I'm writing this because I've been seeing the same sort of shifting promises when systemd assimilated udev. At first it was a trivial repository merge, just something to make the developers more comfortable, no impact to anyone else. Now building udev without systemd is unsupported, and some “cleanups” are made to tie udev to systemd and kmod. This doesn't benefit systemd but it hurts anyone who uses an alternative.

The same kind of breakage of alternatives is pushed on gnome via logind, and the kernel via cgroups. It would be myopic to focus on promises made in a particular thread and ignore most of systemd's history.

1 comments

No offense, but I think you're mistaken.

1) "journald was enabled in Fedora very recently"
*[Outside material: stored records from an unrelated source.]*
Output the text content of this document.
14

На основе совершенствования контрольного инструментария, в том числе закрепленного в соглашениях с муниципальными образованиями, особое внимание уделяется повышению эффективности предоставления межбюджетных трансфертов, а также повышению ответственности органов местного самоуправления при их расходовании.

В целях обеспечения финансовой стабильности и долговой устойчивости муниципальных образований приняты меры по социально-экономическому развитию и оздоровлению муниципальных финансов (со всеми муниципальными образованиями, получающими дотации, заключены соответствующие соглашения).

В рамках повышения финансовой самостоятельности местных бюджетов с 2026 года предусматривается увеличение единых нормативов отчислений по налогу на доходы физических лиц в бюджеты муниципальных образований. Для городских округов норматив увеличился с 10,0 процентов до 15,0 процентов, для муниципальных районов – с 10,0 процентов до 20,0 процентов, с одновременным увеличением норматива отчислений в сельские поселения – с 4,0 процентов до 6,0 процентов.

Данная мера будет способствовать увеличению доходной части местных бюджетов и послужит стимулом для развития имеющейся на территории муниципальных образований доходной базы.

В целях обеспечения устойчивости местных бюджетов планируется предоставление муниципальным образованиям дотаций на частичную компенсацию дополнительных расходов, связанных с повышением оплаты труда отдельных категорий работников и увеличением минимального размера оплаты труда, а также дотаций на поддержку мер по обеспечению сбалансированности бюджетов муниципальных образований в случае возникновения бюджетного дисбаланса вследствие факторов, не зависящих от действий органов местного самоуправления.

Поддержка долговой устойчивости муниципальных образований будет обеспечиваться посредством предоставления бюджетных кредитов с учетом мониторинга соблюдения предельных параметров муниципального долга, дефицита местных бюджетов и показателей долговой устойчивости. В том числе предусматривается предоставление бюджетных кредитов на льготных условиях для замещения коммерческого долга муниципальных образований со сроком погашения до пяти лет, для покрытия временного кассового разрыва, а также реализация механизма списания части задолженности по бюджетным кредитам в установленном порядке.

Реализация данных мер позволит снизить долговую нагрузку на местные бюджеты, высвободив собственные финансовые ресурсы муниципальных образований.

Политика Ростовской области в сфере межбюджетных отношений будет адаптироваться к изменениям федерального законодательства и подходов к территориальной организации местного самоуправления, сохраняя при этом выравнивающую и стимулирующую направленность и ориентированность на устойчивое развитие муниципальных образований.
systemd includes journald (and - as the thread that this whole discussion is about explains - journald is really a ~hard~ dependency for systemd: That's where early boot messages go, for example).

Systemd is in Fedora for quite some time already [1].

2) "Now systemd's syslog compat is seen as unnecessary overhead"

NO! Not at all! That's going to stay, that's not even mentioned anywhere in this discussion. Really, the thread even talks about improved integration between journald and for example rsyslogd (the latter moved from the simple 'receive log messages from journald' interface to the 'let me ask journald for messages and import them as good as I can' it seems). No one, certainly not in that thread, wants to remove the syslog compatibility.

The discussion is just about _not_ installing a syslog daemon by default. It's still supported, the compatibility (from systemd/journald) is there and going to stay. You just don't run a syslog daemon without installing it explicitly.

3) The trend, what you perceive about the slippery slope of things

This is hard to argue about. There are no hard facts to prove/reject. You don't seem to like a number of recent changes in the linux ecosystem. That's - okay. Natural. But I still think that you should take a step back and reconsider your opinion on the developers' goals: Are they really trying to 'attack' stuff or are they offering something they genuinely consider superior? Are they single-handedly changing the stuff around you, or are boards/committees convinced that these ideas are worth pursuing?

1: https://fedoraproject.org/wiki/Systemd#What_is_the_status_of...

> 1)

Conceded.

> 2) "Now systemd's syslog compat is seen as unnecessary overhead"

I can't believe rsyslog compat won't suffer, well-meaning reassurances from a third-party can't trump the documented attitudes of core developers who aren't bound by them.

> 3) The trend, what you perceive about the slippery slope of things

I've illustrated a lot, I could easily find more.

I do in fact believe Lennart et al are developing and promoting a system (distinct from the Linux ecosystem) that they consider genuinely superior. It's what being an open-source developer is all about. It doesn't mean they aren't engaging in some ends-justifies-the-means politicking on the way to world domination. I'm fed up with the latter, and with having the bad forced with the good.